Sevgili okuyucularım şu aralar bölümler çok geç geliyor farkındayım en kısa zamanda bu durumu düzene koyacağım sabırlı bekleyişiniz için teşekkür ederim.
Bölümü çok hızlı yazdım biraz geçiş bölümü birkaç bölüm sonra hızlanacağız.
Keyifli Okumalar :)
Deryanın gözleri gibi gülümsemesi de ışıldıyordu. Kendal ayna karşısında ki karısının arkasından yaklaşarak sarıldı. İkisinin de elleri bebeklerinin üzerinde birleştiğinde Kendal çenesini Derya'nın omzuna dayadı.
"Çok güzelsin,"
Deryanın yanakları pembeleşirken ayna karşısında ki görüntülerinden gözlerini alamadı.
Kız istemeye gidiyorlardı üç gün içinde hazırlıklar tamamlanmıştı. Derya her zamankinin aksine renkli çiçekli elbiselerinden ziyade siyah renk şifon bir elbise tercih etmiş, alışveriş sırasında almıştı. Saçlarını açık bırakıp dalgalandırarak hoş bir görüntü elde etmişti.
"Kara gülü andırıyorsun,"
Kendal öylesine yoğun bakıyordu ki aynadan bakışlarına maruz kalan Derya aşka boğuluyordu. Kendal yavaşça Deryanın göbeğini okşamaya başladı.
"Siyahın sana bu kadar yakışacağını hiç düşünmezdim,"
"Teşekkür ederim Kendal beni utandırıyorsun,"
Kendal muzipçe gülümsedi.
"Doğruları söylüyorum,"
Kapı çalmaya başladığında Kendal bıkkınlıkla Deryayı bırakmak zorunda kaldı. Sinirli bir ifadeyle kapıya yönelerek sertçe açtı.
"Ne var Korhan?!"
Eli havada kalan Korhan tırsarak indirdi.
"Ne bağırıyorsun ağabey herkes hazır sizi bekliyoruz diyecektim,"
Çatılı kaşları düzelen Kendal "Tamam," diyerek kapıyı kapattı.
Deryanın gözleri irileşirken acele ile telefonu çantasına atıp çantasını omzuna astı.
"Ne yapıyorsun Kendal çocuğun ne suçu var?"
"Bu kapıyı söküp duvar öreceğim delalim ki bizi kimse rahatsız edemesin,"
"Bu dediğin sende biliyorsun ki imkansız,"
"Şu an hiçte imkansız gelmiyor delalim çok güzelsin odadan çıkmak istemiyorum,"

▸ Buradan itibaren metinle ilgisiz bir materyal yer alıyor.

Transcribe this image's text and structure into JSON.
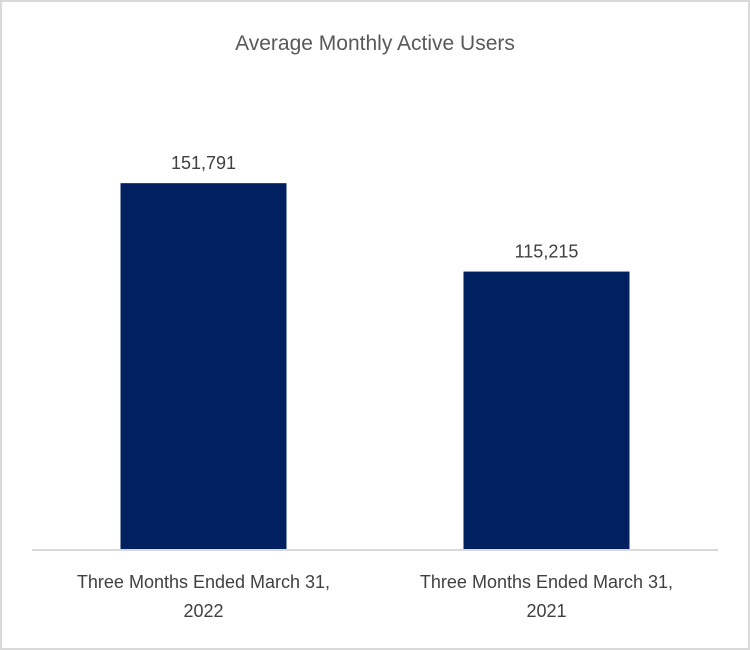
{
  "chart_data": {
    "type": "bar",
    "title": "Average Monthly Active Users",
    "categories": [
      [
        "Three Months Ended March 31,",
        "2022"
      ],
      [
        "Three Months Ended March 31,",
        "2021"
      ]
    ],
    "values": [
      151791,
      115215
    ],
    "value_labels": [
      "151,791",
      "115,215"
    ],
    "ylim": [
      0,
      180000
    ],
    "grid": false,
    "legend": "none",
    "bar_color": "#002060",
    "axis_color": "#d9d9d9"
  }
}
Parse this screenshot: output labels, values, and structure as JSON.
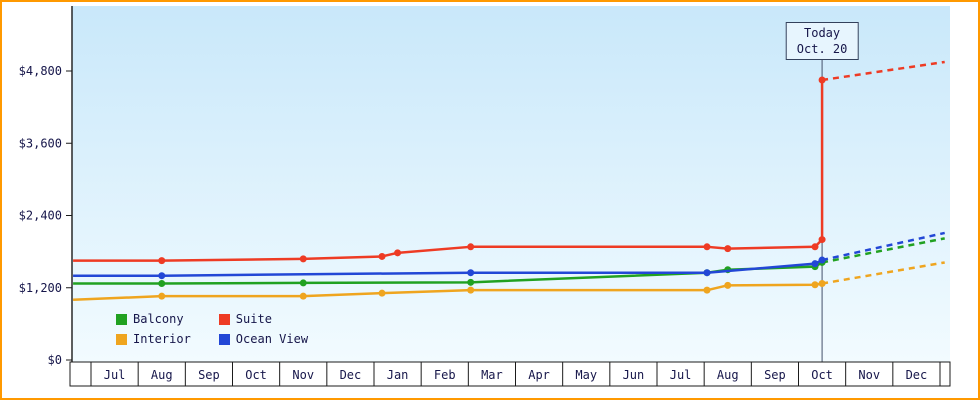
{
  "window": {
    "frame_color": "#ff9900"
  },
  "chart_data": {
    "type": "line",
    "title": "",
    "x_categories": [
      "Jul",
      "Aug",
      "Sep",
      "Oct",
      "Nov",
      "Dec",
      "Jan",
      "Feb",
      "Mar",
      "Apr",
      "May",
      "Jun",
      "Jul",
      "Aug",
      "Sep",
      "Oct",
      "Nov",
      "Dec"
    ],
    "y_tick_values": [
      0,
      1200,
      2400,
      3600,
      4800
    ],
    "y_tick_labels": [
      "$0",
      "$1,200",
      "$2,400",
      "$3,600",
      "$4,800"
    ],
    "ylim": [
      0,
      5700
    ],
    "grid": false,
    "legend_position": "bottom-left-inside",
    "background_gradient": [
      "#c9e8fa",
      "#f2fbff"
    ],
    "today_marker": {
      "label": "Today",
      "date": "Oct. 20",
      "month_index": 15
    },
    "series": [
      {
        "id": "interior",
        "name": "Interior",
        "color": "#efa51f",
        "style": "solid-then-dashed-forecast",
        "points": [
          [
            -0.88,
            1000
          ],
          [
            1,
            1060
          ],
          [
            4,
            1060
          ],
          [
            5.67,
            1110
          ],
          [
            7.55,
            1160
          ],
          [
            12.56,
            1160
          ],
          [
            13,
            1240
          ],
          [
            14.85,
            1250
          ],
          [
            15,
            1270
          ]
        ],
        "dots": [
          [
            1,
            1060
          ],
          [
            4,
            1060
          ],
          [
            5.67,
            1110
          ],
          [
            7.55,
            1160
          ],
          [
            12.56,
            1160
          ],
          [
            13,
            1240
          ],
          [
            14.85,
            1250
          ],
          [
            15,
            1270
          ]
        ],
        "forecast": [
          [
            15,
            1270
          ],
          [
            17.6,
            1620
          ]
        ]
      },
      {
        "id": "balcony",
        "name": "Balcony",
        "color": "#21a121",
        "style": "solid-then-dashed-forecast",
        "points": [
          [
            -0.88,
            1270
          ],
          [
            1,
            1270
          ],
          [
            4,
            1280
          ],
          [
            7.55,
            1290
          ],
          [
            12.56,
            1450
          ],
          [
            13,
            1500
          ],
          [
            14.85,
            1550
          ],
          [
            15,
            1620
          ]
        ],
        "dots": [
          [
            1,
            1270
          ],
          [
            4,
            1280
          ],
          [
            7.55,
            1290
          ],
          [
            12.56,
            1450
          ],
          [
            13,
            1500
          ],
          [
            14.85,
            1550
          ],
          [
            15,
            1620
          ]
        ],
        "forecast": [
          [
            15,
            1620
          ],
          [
            17.6,
            2020
          ]
        ]
      },
      {
        "id": "ocean_view",
        "name": "Ocean View",
        "color": "#2247d6",
        "style": "solid-then-dashed-forecast",
        "points": [
          [
            -0.88,
            1400
          ],
          [
            1,
            1400
          ],
          [
            7.55,
            1450
          ],
          [
            12.56,
            1450
          ],
          [
            14.85,
            1600
          ],
          [
            15,
            1660
          ]
        ],
        "dots": [
          [
            1,
            1400
          ],
          [
            7.55,
            1450
          ],
          [
            12.56,
            1450
          ],
          [
            14.85,
            1600
          ],
          [
            15,
            1660
          ]
        ],
        "forecast": [
          [
            15,
            1660
          ],
          [
            17.6,
            2110
          ]
        ]
      },
      {
        "id": "suite",
        "name": "Suite",
        "color": "#ee3b24",
        "style": "solid-then-dashed-forecast",
        "points": [
          [
            -0.88,
            1650
          ],
          [
            1,
            1650
          ],
          [
            4,
            1680
          ],
          [
            5.67,
            1720
          ],
          [
            6,
            1780
          ],
          [
            7.55,
            1880
          ],
          [
            12.56,
            1880
          ],
          [
            13,
            1850
          ],
          [
            14.85,
            1880
          ],
          [
            15,
            2000
          ],
          [
            15,
            4650
          ]
        ],
        "dots": [
          [
            1,
            1650
          ],
          [
            4,
            1680
          ],
          [
            5.67,
            1720
          ],
          [
            6,
            1780
          ],
          [
            7.55,
            1880
          ],
          [
            12.56,
            1880
          ],
          [
            13,
            1850
          ],
          [
            14.85,
            1880
          ],
          [
            15,
            2000
          ],
          [
            15,
            4650
          ]
        ],
        "forecast": [
          [
            15,
            4650
          ],
          [
            17.6,
            4950
          ]
        ]
      }
    ],
    "legend": {
      "items": [
        {
          "label": "Balcony",
          "color": "#21a121"
        },
        {
          "label": "Suite",
          "color": "#ee3b24"
        },
        {
          "label": "Interior",
          "color": "#efa51f"
        },
        {
          "label": "Ocean View",
          "color": "#2247d6"
        }
      ]
    }
  }
}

Derya Kendal'ın fazlasıyla ciddi olduğunu fark ettiğinde Kendal'ın arzuyla parlayan gözlerinden gözlerini kaçırarak "Biz şimdi çıkmazsak bu sefer eminim ki kapıya Kurtuluş dayanacak," dedi.
Derya kesinlikle beş tane kayını, kayınbabası ve kayınbabası avluda toplanmışken bu utancı yaşamak istemiyordu. Üstelik Kazım Ağa'da eşi ile isteme için İzmir'den gelmişti.
ŞİMDİ OKUDUĞUN
Bulutlara Esir Olduk
Romance-Bu bir Güneydoğu Anadolu hikayesidir. Bir rüzgar eser kıyıdan, sönmez ateşin Bir ağıt kopar yüreklerden, kimse duymaz. Bir gözyaşı akar derinden, kimse silmez Bir çilen vardır çekilecek, kimse ortak olmaz Bir yalnızlık vardır, hiç gitmeyen Birde...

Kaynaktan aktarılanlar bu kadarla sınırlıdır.